ML backend for real-time aurora borealis visibility predictions.
Endpoint: https://aurora.arryan.xyz/predict
curl -X POST https://aurora.arryan.xyz/predict \
-H "Content-Type: application/json" \
-d '{"latitude": 64.1, "longitude": -21.9}'{
"probability": 0.335,
"confidence": "high",
"gb_probability": 0.346,
"xgb_probability": 0.325,
"conditions": {
"is_dark": true,
"cloud_cover": 89,
"kp_index": 4.0,
"geomagnetic_storm": false,
"moon_interference": true
}
}| Field | Type | Description |
|---|---|---|
| latitude | float | Location latitude (-90 to 90) |
| longitude | float | Location longitude (-180 to 180) |
| Field | Description |
|---|---|
| probability | Aurora visibility probability (0-1) |
| confidence | Model agreement level (high, moderate, low) |
| gb_probability | Gradient Boosting model prediction |
| xgb_probability | XGBoost model prediction |
| conditions | Current environmental conditions |
Dual-model ensemble using Gradient Boosting and XGBoost trained on 5,293 samples.
- Test accuracy: 95.2%
- AUC: 0.99
Confidence scoring based on model agreement:
- High: models agree within 10%
- Moderate: models disagree 10-20%
- Low: models disagree more than 20%
- Weather: Apple WeatherKit (with Open-Meteo fallback)

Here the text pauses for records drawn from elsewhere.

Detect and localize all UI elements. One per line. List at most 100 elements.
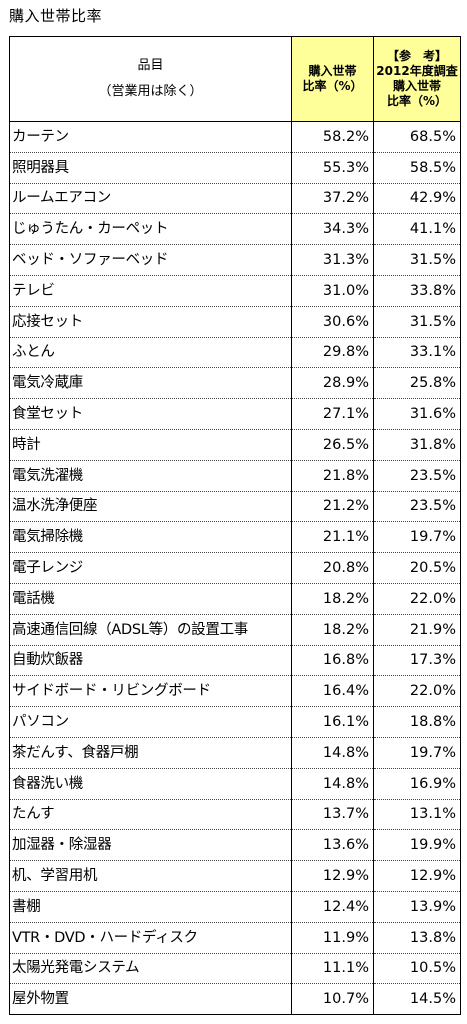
- rate-cell: 55.3%: [291, 151, 374, 184]
- rate-cell: 14.8%: [291, 736, 374, 769]
- item-name-cell: 机、学習用机: [9, 860, 292, 892]
- item-name-cell: 応接セット: [9, 305, 292, 338]
- rate-column-header: 購入世帯 比率（%）: [291, 36, 374, 122]
- item-name-cell: ふとん: [9, 336, 292, 369]
- reference-rate-cell: 18.8%: [373, 706, 461, 738]
- rate-cell: 26.5%: [291, 428, 374, 461]
- rate-cell: 30.6%: [291, 305, 374, 338]
- item-name-cell: 書棚: [9, 890, 292, 923]
- reference-rate-cell: 21.9%: [373, 613, 461, 646]
- table-row: ルームエアコン 37.2% 42.9%: [9, 182, 461, 215]
- rate-cell: 13.6%: [291, 829, 374, 862]
- table-row: 自動炊飯器 16.8% 17.3%: [9, 644, 461, 677]
- reference-rate-cell: 58.5%: [373, 151, 461, 184]
- rate-cell: 27.1%: [291, 398, 374, 430]
- item-name-cell: じゅうたん・カーペット: [9, 213, 292, 246]
- item-name-cell: パソコン: [9, 706, 292, 738]
- table-row: 机、学習用机 12.9% 12.9%: [9, 860, 461, 892]
- item-name-cell: 電子レンジ: [9, 552, 292, 584]
- reference-column-header: 【参 考】 2012年度調査 購入世帯 比率（%）: [373, 36, 461, 122]
- table-row: 食器洗い機 14.8% 16.9%: [9, 767, 461, 800]
- item-name-cell: 電気冷蔵庫: [9, 367, 292, 400]
- rate-cell: 11.9%: [291, 921, 374, 954]
- item-name-cell: 茶だんす、食器戸棚: [9, 736, 292, 769]
- reference-rate-cell: 41.1%: [373, 213, 461, 246]
- table-row: 屋外物置 10.7% 14.5%: [9, 983, 461, 1016]
- rate-cell: 21.2%: [291, 490, 374, 523]
- rate-cell: 16.4%: [291, 675, 374, 708]
- reference-rate-cell: 20.5%: [373, 552, 461, 584]
- rate-cell: 11.1%: [291, 952, 374, 985]
- item-name-cell: 電話機: [9, 582, 292, 615]
- item-name-cell: 照明器具: [9, 151, 292, 184]
- item-name-cell: ルームエアコン: [9, 182, 292, 215]
- table-body: カーテン 58.2% 68.5% 照明器具 55.3% 58.5% ルームエアコン 37.2%…: [9, 121, 461, 1016]
- rate-cell: 28.9%: [291, 367, 374, 400]
- item-name-cell: サイドボード・リビングボード: [9, 675, 292, 708]
- reference-rate-cell: 16.9%: [373, 767, 461, 800]
- item-name-cell: ベッド・ソファーベッド: [9, 244, 292, 276]
- table-row: 太陽光発電システム 11.1% 10.5%: [9, 952, 461, 985]
- reference-rate-cell: 31.6%: [373, 398, 461, 430]
- table-row: カーテン 58.2% 68.5%: [9, 121, 461, 153]
- reference-header-line3: 購入世帯: [392, 79, 441, 93]
- reference-rate-cell: 23.5%: [373, 490, 461, 523]
- item-name-cell: 時計: [9, 428, 292, 461]
- reference-rate-cell: 31.5%: [373, 244, 461, 276]
- rate-cell: 31.3%: [291, 244, 374, 276]
- reference-rate-cell: 17.3%: [373, 644, 461, 677]
- table-row: 応接セット 30.6% 31.5%: [9, 305, 461, 338]
- rate-cell: 16.1%: [291, 706, 374, 738]
- table-row: たんす 13.7% 13.1%: [9, 798, 461, 831]
- reference-rate-cell: 13.1%: [373, 798, 461, 831]
- item-name-cell: たんす: [9, 798, 292, 831]
- item-column-header: 品目 （営業用は除く）: [9, 36, 292, 122]
- reference-rate-cell: 22.0%: [373, 582, 461, 615]
- reference-header-line4: 比率（%）: [386, 94, 448, 108]
- table-row: ベッド・ソファーベッド 31.3% 31.5%: [9, 244, 461, 276]
- rate-cell: 21.1%: [291, 521, 374, 554]
- rate-cell: 20.8%: [291, 552, 374, 584]
- rate-cell: 14.8%: [291, 767, 374, 800]
- item-name-cell: 食堂セット: [9, 398, 292, 430]
- table-row: 書棚 12.4% 13.9%: [9, 890, 461, 923]
- table-row: 電気洗濯機 21.8% 23.5%: [9, 459, 461, 492]
- table-header-row: 品目 （営業用は除く） 購入世帯 比率（%） 【参 考】 2012年度調査 購入…: [9, 36, 461, 122]
- item-name-cell: 温水洗浄便座: [9, 490, 292, 523]
- rate-header-line2: 比率（%）: [302, 79, 363, 93]
- table-row: 温水洗浄便座 21.2% 23.5%: [9, 490, 461, 523]
- rate-cell: 21.8%: [291, 459, 374, 492]
- rate-cell: 16.8%: [291, 644, 374, 677]
- reference-rate-cell: 33.8%: [373, 274, 461, 307]
- rate-cell: 13.7%: [291, 798, 374, 831]
- table-row: VTR・DVD・ハードディスク 11.9% 13.8%: [9, 921, 461, 954]
- table-row: 電子レンジ 20.8% 20.5%: [9, 552, 461, 584]
- rate-cell: 29.8%: [291, 336, 374, 369]
- rate-cell: 10.7%: [291, 983, 374, 1016]
- reference-rate-cell: 19.7%: [373, 521, 461, 554]
- rate-cell: 34.3%: [291, 213, 374, 246]
- reference-rate-cell: 23.5%: [373, 459, 461, 492]
- item-header-label: 品目: [137, 58, 164, 73]
- reference-rate-cell: 10.5%: [373, 952, 461, 985]
- rate-cell: 37.2%: [291, 182, 374, 215]
- reference-rate-cell: 31.8%: [373, 428, 461, 461]
- table-row: 電気掃除機 21.1% 19.7%: [9, 521, 461, 554]
- reference-rate-cell: 25.8%: [373, 367, 461, 400]
- reference-rate-cell: 13.9%: [373, 890, 461, 923]
- rate-cell: 58.2%: [291, 121, 374, 153]
- table-row: 食堂セット 27.1% 31.6%: [9, 398, 461, 430]
- reference-rate-cell: 19.9%: [373, 829, 461, 862]
- table-row: 茶だんす、食器戸棚 14.8% 19.7%: [9, 736, 461, 769]
- table-row: 時計 26.5% 31.8%: [9, 428, 461, 461]
- item-name-cell: 屋外物置: [9, 983, 292, 1016]
- item-name-cell: テレビ: [9, 274, 292, 307]
- table-row: パソコン 16.1% 18.8%: [9, 706, 461, 738]
- reference-rate-cell: 33.1%: [373, 336, 461, 369]
- item-name-cell: 電気掃除機: [9, 521, 292, 554]
- reference-rate-cell: 19.7%: [373, 736, 461, 769]
- item-name-cell: 高速通信回線（ADSL等）の設置工事: [9, 613, 292, 646]
- table-row: テレビ 31.0% 33.8%: [9, 274, 461, 307]
- table-row: ふとん 29.8% 33.1%: [9, 336, 461, 369]
- item-name-cell: 食器洗い機: [9, 767, 292, 800]
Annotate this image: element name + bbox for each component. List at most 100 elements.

- Space Weather: NOAA Space Weather Prediction Center
- Astronomy: Solar/lunar position calculations
- FastAPI backend
- Kubernetes with Horizontal Pod Autoscaler (2-20 pods)
- Redis caching for NOAA data
- CI/CD via GitHub Actions and Ansible
# Install dependencies
pip install -r requirements.txt
# Run API
uvicorn inference.app:app --host 0.0.0.0 --port 8080
# Retrain models
python training/train.pyProprietary. Part of the Cosmofy iOS app.